Without this kind of stability in our awareness, we will continue to succumb to interrupting ourselves and not even know it. And interrupting ourselves is really nothing less that subverting ourselves. It has a huge amount of dissipative energy in it, preventing us, if we are not careful, from ever really mobilizing the full repertoire of our strengths and creativity, and sensibilities. We can blunder along for decades in such patterns, missing what is right before us or within us, because we are always allowing the lenses through which we are looking to fog up. As a consequence, our own authenticity, our own authentic life direction can be missed, and we may wind up feeling truly lost and depleted without any inkling of why.
So, it can be profoundly useful and revealing to put those very instances in which we are diverted from our own greater purpose by our own self-generated interruptions—where we have nobody else we can accuse of doing it but ourselves—to put them center stage in the field of our awareness when they arise, letting them become the object of our meditation practice in those very moments.
This interior process of interrupting ourselves can also be seen at times in our outward behavior patterns, and that too can be a very valuable object of meditation. Perhaps you have noticed the occasions when, in talking with other family members, you don’t let yourself complete a thought or a sentence without coming out with the next thing that comes to mind, even if it is a huge non sequitur, and another instance of not letting yourself complete a thought.
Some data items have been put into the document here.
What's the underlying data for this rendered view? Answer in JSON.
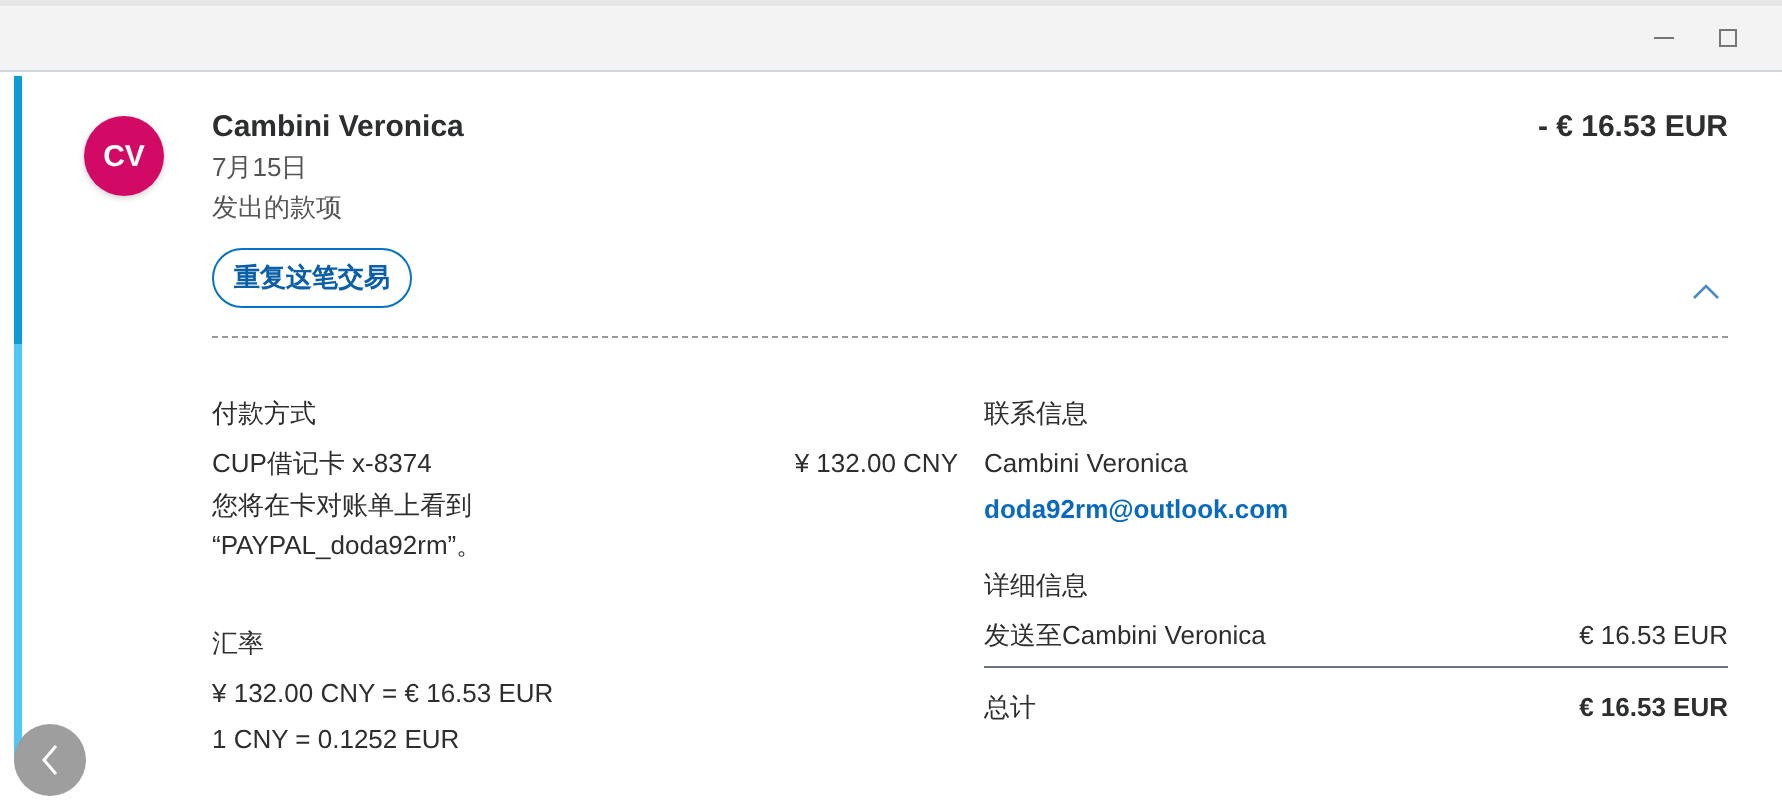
{
  "transaction": {
    "initials": "CV",
    "name": "Cambini Veronica",
    "date": "7月15日",
    "type": "发出的款项",
    "amount": "- € 16.53 EUR",
    "repeat_button": "重复这笔交易",
    "expanded": true
  },
  "payment": {
    "heading": "付款方式",
    "method": "CUP借记卡 x-8374",
    "method_amount": "¥ 132.00 CNY",
    "note": "您将在卡对账单上看到",
    "note_2": "“PAYPAL_doda92rm”。"
  },
  "exchange": {
    "heading": "汇率",
    "conversion": "¥ 132.00 CNY = € 16.53 EUR",
    "rate": "1 CNY = 0.1252 EUR"
  },
  "contact": {
    "heading": "联系信息",
    "name": "Cambini Veronica",
    "email": "doda92rm@outlook.com"
  },
  "details": {
    "heading": "详细信息",
    "rows": [
      {
        "label": "发送至Cambini Veronica",
        "value": "€ 16.53 EUR"
      }
    ],
    "total_label": "总计",
    "total_value": "€ 16.53 EUR"
  }
}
We do the same in conversation with people outside the family. Our mind gets going and we stop attending. It has too much momentum of its own to actually hear even what it is saying, no less what anyone else is saying. That is when we start interrupting them as well as ourselves. A little awareness goes a long way in this regard, but still, these unconscious patterns carve very deep habitual ruts in the psyche, and it requires major intentionality to catch ourselves, to cease and desist. How will we ever know ourselves, be able to listen to ourselves, or understand ourselves if we keep on interrupting ourselves without even knowing it?
And how will we ever be present for someone else if we refuse to listen and we keep finishing other people’s sentences (because we tacitly assume, with considerable arrogance, if you stop and think about it, that we know better than they do what they are trying to say), or if we wind up unconsciously blurting out whatever is dominating in our own mind at the moment, even though it may have no direct relationship to what was just said? The quality of our relationships with others, to say nothing of the quality of our relationship with ourself, can suffer greatly if we do not bring some modicum of awareness to this arena.